Question

The unit of reduction factor of tangent galvanometer:
(A)Ampere
(B)Gauss
(C)Radian
(D)No Units

Answer 1

** The concept involved here is that of a moving coil galvanometer, a sensitive instrument used to measure electric currents. A tangent galvanometer is a low current measuring device whose working principle is the tangent law of magnetism.
Formula Used:
$I=K\tan \theta$

Complete answer:
The current passing through the tangent galvanometer is given by the following equation:
$I=K\tan \theta$
Here,
K is called the reduction factor of the tangent galvanometer.
In the above equation, the unit of current (I) is Ampere. As we know tangent of an angle is dimensionless, so according to dimensional analysis, we conclude that K will have the same dimensions as that of current (I). Hence, the reduction factor (K) will have the unit of current.
The unit of reduction factor of a tangent galvanometer is:(A)Ampere.

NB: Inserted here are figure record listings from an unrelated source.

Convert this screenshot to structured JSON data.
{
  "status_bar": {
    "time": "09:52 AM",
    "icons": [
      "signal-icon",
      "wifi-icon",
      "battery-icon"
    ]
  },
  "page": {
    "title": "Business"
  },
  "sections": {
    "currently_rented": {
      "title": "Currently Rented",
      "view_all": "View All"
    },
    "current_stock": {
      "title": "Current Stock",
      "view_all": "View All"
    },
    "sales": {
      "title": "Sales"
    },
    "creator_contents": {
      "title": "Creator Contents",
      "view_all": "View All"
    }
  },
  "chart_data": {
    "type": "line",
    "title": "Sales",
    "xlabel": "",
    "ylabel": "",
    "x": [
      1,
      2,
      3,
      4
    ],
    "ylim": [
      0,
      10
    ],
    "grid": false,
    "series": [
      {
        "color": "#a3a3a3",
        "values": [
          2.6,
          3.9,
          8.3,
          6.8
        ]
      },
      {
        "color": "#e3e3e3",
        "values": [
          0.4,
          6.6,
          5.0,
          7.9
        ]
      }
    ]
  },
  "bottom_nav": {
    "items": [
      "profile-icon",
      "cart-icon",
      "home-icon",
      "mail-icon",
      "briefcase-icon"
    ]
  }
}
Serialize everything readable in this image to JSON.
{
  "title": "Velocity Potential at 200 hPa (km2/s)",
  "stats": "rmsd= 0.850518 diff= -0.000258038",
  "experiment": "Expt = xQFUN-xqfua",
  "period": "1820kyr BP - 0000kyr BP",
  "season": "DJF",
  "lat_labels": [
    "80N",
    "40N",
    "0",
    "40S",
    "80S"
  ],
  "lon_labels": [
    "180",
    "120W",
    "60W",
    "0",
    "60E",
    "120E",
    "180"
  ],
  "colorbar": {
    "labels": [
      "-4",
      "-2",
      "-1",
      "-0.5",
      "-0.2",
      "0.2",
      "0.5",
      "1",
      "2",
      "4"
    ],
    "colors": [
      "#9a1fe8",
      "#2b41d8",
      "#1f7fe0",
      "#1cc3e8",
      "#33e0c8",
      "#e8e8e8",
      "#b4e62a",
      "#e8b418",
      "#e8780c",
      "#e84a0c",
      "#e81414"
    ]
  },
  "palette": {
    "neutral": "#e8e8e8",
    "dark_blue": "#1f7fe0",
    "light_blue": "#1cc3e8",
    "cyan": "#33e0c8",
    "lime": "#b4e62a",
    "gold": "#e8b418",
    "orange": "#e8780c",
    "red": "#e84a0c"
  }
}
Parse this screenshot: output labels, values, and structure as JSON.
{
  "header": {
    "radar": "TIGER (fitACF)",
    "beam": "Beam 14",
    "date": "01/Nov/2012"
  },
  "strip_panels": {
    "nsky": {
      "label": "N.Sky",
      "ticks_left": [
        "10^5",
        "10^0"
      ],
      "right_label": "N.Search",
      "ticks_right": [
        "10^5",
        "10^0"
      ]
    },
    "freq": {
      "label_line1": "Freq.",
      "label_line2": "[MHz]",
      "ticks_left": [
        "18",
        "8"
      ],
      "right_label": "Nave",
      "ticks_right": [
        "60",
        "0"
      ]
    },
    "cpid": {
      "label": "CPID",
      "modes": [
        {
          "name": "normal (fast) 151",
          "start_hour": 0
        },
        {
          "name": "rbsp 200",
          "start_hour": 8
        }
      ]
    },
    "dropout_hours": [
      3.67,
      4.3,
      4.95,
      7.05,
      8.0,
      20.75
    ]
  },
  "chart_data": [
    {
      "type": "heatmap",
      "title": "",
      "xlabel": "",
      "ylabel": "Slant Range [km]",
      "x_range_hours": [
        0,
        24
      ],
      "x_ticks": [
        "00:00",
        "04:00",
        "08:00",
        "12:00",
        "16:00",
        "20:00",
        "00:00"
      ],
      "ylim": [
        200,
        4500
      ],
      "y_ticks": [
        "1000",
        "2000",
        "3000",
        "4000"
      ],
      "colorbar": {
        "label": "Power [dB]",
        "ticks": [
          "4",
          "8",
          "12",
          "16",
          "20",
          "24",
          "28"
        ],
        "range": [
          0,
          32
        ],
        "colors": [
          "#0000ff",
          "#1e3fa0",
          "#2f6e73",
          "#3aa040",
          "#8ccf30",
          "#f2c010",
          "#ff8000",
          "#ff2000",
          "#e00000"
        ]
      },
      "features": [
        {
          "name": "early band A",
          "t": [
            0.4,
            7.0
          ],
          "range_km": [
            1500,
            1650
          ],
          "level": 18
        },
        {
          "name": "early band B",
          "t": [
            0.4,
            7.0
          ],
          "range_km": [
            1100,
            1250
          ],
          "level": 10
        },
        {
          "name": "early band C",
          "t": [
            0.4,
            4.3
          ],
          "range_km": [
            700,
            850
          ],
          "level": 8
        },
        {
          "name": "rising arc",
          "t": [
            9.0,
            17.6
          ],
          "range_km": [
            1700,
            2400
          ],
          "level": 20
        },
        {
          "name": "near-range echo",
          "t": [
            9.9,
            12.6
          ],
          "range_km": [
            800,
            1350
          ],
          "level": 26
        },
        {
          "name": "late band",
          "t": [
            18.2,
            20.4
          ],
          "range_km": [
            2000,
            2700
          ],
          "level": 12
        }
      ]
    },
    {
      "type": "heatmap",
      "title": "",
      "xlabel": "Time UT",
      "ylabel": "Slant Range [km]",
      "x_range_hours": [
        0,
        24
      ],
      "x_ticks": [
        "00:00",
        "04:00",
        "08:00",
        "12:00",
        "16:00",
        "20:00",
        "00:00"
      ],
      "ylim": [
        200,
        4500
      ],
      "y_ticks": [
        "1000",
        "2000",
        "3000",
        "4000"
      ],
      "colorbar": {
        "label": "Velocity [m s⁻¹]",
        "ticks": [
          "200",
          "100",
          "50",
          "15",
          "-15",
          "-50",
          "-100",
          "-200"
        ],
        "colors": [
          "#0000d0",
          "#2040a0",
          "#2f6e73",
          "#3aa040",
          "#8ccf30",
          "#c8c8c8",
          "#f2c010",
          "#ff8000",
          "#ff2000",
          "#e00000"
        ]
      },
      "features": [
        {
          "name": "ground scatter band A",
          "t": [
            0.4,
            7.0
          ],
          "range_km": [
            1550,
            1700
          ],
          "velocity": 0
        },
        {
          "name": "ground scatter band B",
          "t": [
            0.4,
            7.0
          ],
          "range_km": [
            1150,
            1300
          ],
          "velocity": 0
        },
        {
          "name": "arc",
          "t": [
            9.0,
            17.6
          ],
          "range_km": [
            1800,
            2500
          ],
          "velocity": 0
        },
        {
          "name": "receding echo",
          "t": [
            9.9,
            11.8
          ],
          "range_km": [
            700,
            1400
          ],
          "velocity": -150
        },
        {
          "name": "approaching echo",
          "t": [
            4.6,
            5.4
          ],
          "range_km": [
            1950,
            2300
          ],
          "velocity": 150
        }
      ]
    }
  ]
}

Additional Information: The tangent law of magnetism states that the tangent of angle of the compass needle in a galvanometer is proportional to the ratio of the strengths of the two perpendicular magnetic fields.
The galvanometer is oriented in such a way that the plane of the coil of the galvanometer is aligned parallel to the horizontal component of Earth’s magnetic field. When an electric field is made to flow through the galvanometer, another magnetic field (B) is created.
$B=\dfrac{{{\mu }_{0}}nI}{r}$ $........(1)$
Here,
It is the current passed through the coil of the galvanometer.
n is the no of turns in the coil.
r is the radius of the coil.
The two magnetic fields add according to vector addition and the current in the coil causes the compass needle to rotate by an angle of theta.
From the tangent law, we have
$B={{B}_{H}}\tan \theta$
$\Rightarrow \theta ={{\tan }^{-1}}\dfrac{B}{{{B}_{H}}}$ $.......(2)$
Equating (1) and (2)
$\dfrac{{{\mu }_{0}}nI}{r}={{B}_{H}}\tan \theta$
$\begin{aligned} & \Rightarrow I=\dfrac{2r{{B}_{H}}}{{{\mu }_{0}}n}\tan \theta \\\ & \Rightarrow I=K\tan \theta \\\ & Here, \\\ \end{aligned}$

$K=\dfrac{2r{{B}_{H}}}{{{\mu }_{0}}n}$
Thus, we have derived the equation for reduction factor (K).

Note:
The reduction factor of a galvanometer is given by the amount of current required to pass through the galvanometer producing a specific deflection. It has the same units as that of electric current.